Zebebelgenubi was a brutally dry world, most of its water having been cracked into component hydrogen and oxygen by the high ultraviolet content of its Class A3 primary. Up here, in the lower reaches of the mountains of the northern-hemisphere continent of Gastagne, the watershed allowed Gray Valley City and suburbs such as this one, Clayton, enough irrigation to maintain a semblance of greenery, using tree and ground cover species selected or gene-engineered for low water usage. One thing even the residents of the Valley seldom saw was a completely clouded-over sky.
They had total overcast tonight: dark and ominous and flickering with lightning. Except it wasn’t clouds.
It was smoke. The smell of burning stung the middle-aged captain’s eyes and clawed the lining of his throat. Of burning wood, and plastics, and paper, and petroleum fractions. And the barbecue smell of human bodies. The whole sky to the west, where the JES factory lay, was the lurid red of an open wound.
The devils had entered the system, not through a conventional jump point forty days’ space flight from the planet itself, but from a pirate point a mere six days out. Only the chance of a comet-hunting amateur astronomer on the southern continent of Valius spotting their DropShips in his photographs a mere three days out gave the planet’s defenders any warning at all. Not that it had mattered much—since the invaders possessed the unassailable initiative granted by their ability to land anywhere on the planet they desired.
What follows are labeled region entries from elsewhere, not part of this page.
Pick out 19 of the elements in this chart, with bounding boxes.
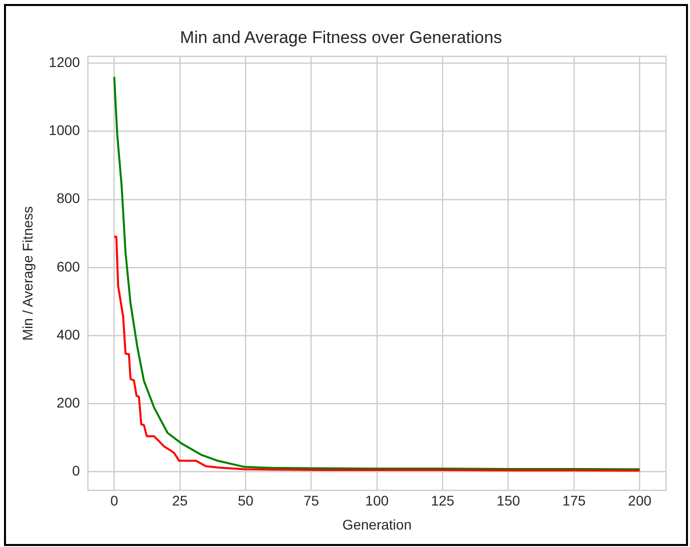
y-tick-label: 800	[56, 190, 80, 206]
x-tick-label: 25	[172, 492, 188, 509]
x-axis-title: Generation	[342, 516, 412, 532]
chart-title: Min and Average Fitness over Generations	[180, 28, 502, 47]
y-tick-label: 1000	[48, 122, 80, 138]
x-tick-label: 100	[365, 492, 389, 509]
y-tick-label: 400	[56, 326, 80, 342]
x-tick-label: 0	[110, 492, 118, 509]
x-tick-label: 50	[238, 492, 254, 509]
y-tick-label: 600	[56, 258, 80, 274]
y-tick-label: 0	[72, 462, 80, 479]
x-tick-label: 175	[562, 492, 586, 509]
y-tick-label: 1200	[48, 54, 80, 70]
x-tick-label: 125	[430, 492, 455, 509]
x-tick-label: 150	[496, 492, 520, 509]
y-axis-title: Min / Average Fitness	[19, 206, 36, 341]
x-tick-label: 200	[628, 492, 652, 509]
x-tick-label: 75	[303, 492, 320, 509]
y-tick-label: 200	[56, 394, 80, 410]
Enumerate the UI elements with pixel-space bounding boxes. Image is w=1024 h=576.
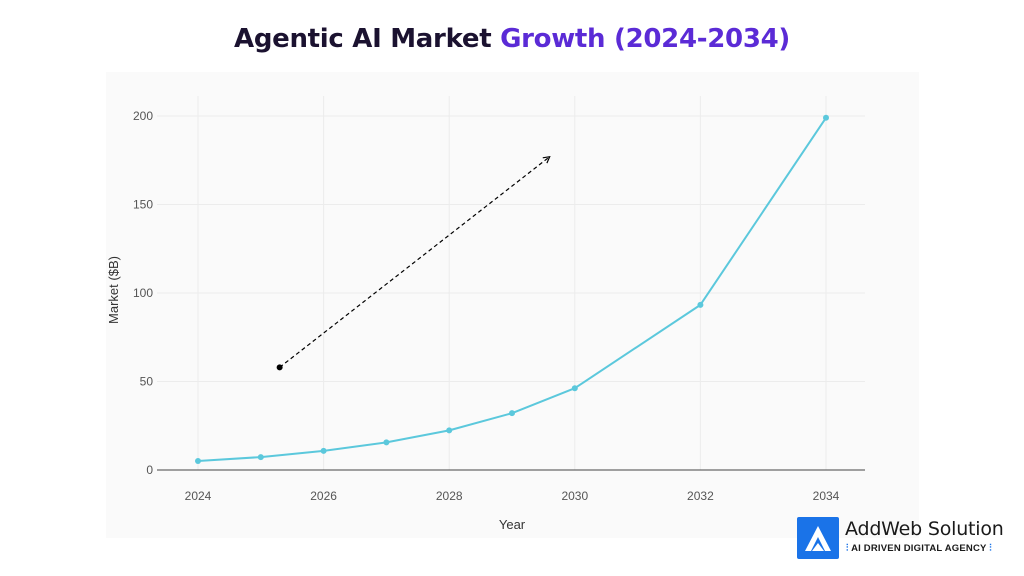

Even before eye-hurting blue drive flames appeared in the velvet early-evening sky right overhead, the local news had reported landings elsewhere on the planet: particularly at the primary spaceport at Nantucket, on the neighboring continent of Wurscht, which had apparently been seized after a brief, incredibly ferocious fight. Then all communications from Nantucket ceased—and the single DropShip appeared over the heads of the inhabitants of Gray Valley and the Joint Equipment Systems workers.
Communications had gone expeditiously to hell. First Kaiser got word the plant itself had mostly fallen. Then he started losing command layers overhead; not five minutes before Battalion had fallen off the air. He was on his own now.
Scanning the channels, his headset remotely controlling the powerful commo rig in his command vehicle, Kaiser had struck a Clan frequency. They broadcast in the clear, but not in words. Rather a series of shrill cries and whistles, emulating birds of prey on the hunt.
That sound frightened him more than anything in forty-five years of life. He quickly changed the freq.
His soldiers had punished the invaders, making them pay: his own launcher had already loosed a dozen salvos hissing into the night, toward targets called out by forward OPs. The smoke clouds above, low as they hung, seemed a domed ceiling supported by groined arches of crisscrossing missile trails. Even as Kaiser stood on the street with his HQ platoon around him, trying to get someone,anyone , to call new targets for his own captive monster to service, he heard another dragon roar, glanced up to see blazing blue-white comets passing overhead, trailing tentacles of white smoke that seemed faintly luminous against the dull, overarching gray.